Le rapprochement entre l’Afrique et l’Europe pourrait être conforté à travers la coopération décentralisée. L’efficacité des systèmes de gouvernance repose dans la plupart des pays du monde dans la capacité des collectivités locales, en proximité des attentes de leurs populations à développer et à aménager leur territoire en prenant des initiatives locales efficaces et complémentaires de l’Etat central ou fédéral. L’Afrique doit poursuivre cet effort de décentralisation et là encore les accords de partenariat entre les deux continents doivent être consolidés et devraient permettre un rapprochement vertueux. Enfin, je plaide pour la consolidation des rapports des deux à travers le renforcement de capacité humaine et notamment en portant sur l’investissement en capital humain. L’Afrique regorge de potentiels individuels et collectifs qui ne demandent qu’à être mobilisés pour soutenir et renforcer le développement du continent. La formation des femmes et des hommes et la sauvegarde d’options pour la jeunesse en sont la clé. Conforter le partenariat entre les continents passe par des accords de coopération universitaire et de formation professionnelle à redéfinir. Cette logique participe de l’implication effective des populations dans les processus d’intégration des Etats. L’Europe comme l’Afrique possèdent des sociétés civiles de mieux en mieux organisées et capables de participer à la formulation des stratégies locales, nationales voire supranationales de développement. Elles élaborent et promeuvent désormais des actions qui sont des réponses pertinentes et opérationnelles adaptées aux besoins des populations. Aussi ces actions pourraient être éligibles, sous certaines conditions, aux concours de fonds institutionnels dont une partie leur serait dédiée. Cette pratique est à même d’instiller quelques innovations susceptibles de renouveler et de dynamiser les actions issues des accords de partenariat. Elle traduit plus le besoin du peuple, des hommes que celui des institutions en mettant l’accent sur l’importance de la coopération spécifique et substantielle en tant que fondement d’un partenariat élargi. Les peuples de part et d’autre, mieux impliqués dans l’édification d’ensemble supranationaux, en comprendraient le sens tout en contribuant substantiellement à leur prise sur le réel.

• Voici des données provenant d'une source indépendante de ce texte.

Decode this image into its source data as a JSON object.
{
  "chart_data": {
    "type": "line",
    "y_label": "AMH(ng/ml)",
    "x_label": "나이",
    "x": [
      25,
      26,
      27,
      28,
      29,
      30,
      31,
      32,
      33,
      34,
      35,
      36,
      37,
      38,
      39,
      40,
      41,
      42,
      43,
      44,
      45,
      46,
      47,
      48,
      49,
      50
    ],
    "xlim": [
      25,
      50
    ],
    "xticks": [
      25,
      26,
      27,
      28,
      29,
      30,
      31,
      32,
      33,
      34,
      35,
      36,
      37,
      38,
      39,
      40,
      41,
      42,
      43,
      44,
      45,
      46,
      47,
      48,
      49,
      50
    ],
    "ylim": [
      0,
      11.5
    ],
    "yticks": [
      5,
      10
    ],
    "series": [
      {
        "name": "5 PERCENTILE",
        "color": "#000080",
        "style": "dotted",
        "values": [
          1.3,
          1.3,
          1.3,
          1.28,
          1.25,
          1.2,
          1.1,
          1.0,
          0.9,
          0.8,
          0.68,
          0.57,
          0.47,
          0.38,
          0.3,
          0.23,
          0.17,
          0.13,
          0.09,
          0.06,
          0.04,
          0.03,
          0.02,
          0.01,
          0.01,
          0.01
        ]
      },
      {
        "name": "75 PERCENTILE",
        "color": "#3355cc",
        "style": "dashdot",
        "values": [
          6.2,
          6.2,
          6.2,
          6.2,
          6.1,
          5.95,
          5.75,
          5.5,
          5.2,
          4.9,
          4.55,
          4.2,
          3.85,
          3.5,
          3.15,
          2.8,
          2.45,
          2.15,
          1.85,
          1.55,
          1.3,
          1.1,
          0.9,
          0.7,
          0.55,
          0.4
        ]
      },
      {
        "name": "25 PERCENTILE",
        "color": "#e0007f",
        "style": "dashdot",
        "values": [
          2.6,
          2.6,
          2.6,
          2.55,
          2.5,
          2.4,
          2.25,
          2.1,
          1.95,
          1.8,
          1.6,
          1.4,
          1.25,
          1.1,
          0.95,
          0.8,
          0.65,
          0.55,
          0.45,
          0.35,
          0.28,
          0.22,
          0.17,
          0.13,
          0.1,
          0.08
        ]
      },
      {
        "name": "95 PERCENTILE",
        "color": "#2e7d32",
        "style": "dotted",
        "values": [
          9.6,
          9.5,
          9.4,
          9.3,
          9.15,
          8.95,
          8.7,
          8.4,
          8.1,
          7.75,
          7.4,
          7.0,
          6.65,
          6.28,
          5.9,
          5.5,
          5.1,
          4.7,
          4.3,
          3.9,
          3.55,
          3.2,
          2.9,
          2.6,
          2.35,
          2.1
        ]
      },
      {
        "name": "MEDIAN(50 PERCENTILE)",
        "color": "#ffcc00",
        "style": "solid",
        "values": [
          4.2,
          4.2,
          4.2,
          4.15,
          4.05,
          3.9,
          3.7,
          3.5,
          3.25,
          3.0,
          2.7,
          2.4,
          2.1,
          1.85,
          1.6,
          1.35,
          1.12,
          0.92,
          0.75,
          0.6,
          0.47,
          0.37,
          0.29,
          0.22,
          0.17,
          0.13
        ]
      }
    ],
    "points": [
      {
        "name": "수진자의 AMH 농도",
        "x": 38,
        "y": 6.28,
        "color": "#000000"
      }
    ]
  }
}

Bâtir de nouveaux accords de partenariat Europe – Afrique devient une nécessité objective et impérieuse pour deux continents qui devraient conjuguer leurs efforts dans une relation gagnante à terme pour l’un comme pour l’autre. C’est certainement aujourd’hui, dans un monde en pleine mutation qu’il faut oser reconsidérer cette relation entre deux partenaires qui doivent rechercher un équilibre dans un ordre mondial nouveau qui s’écrit en nos jours.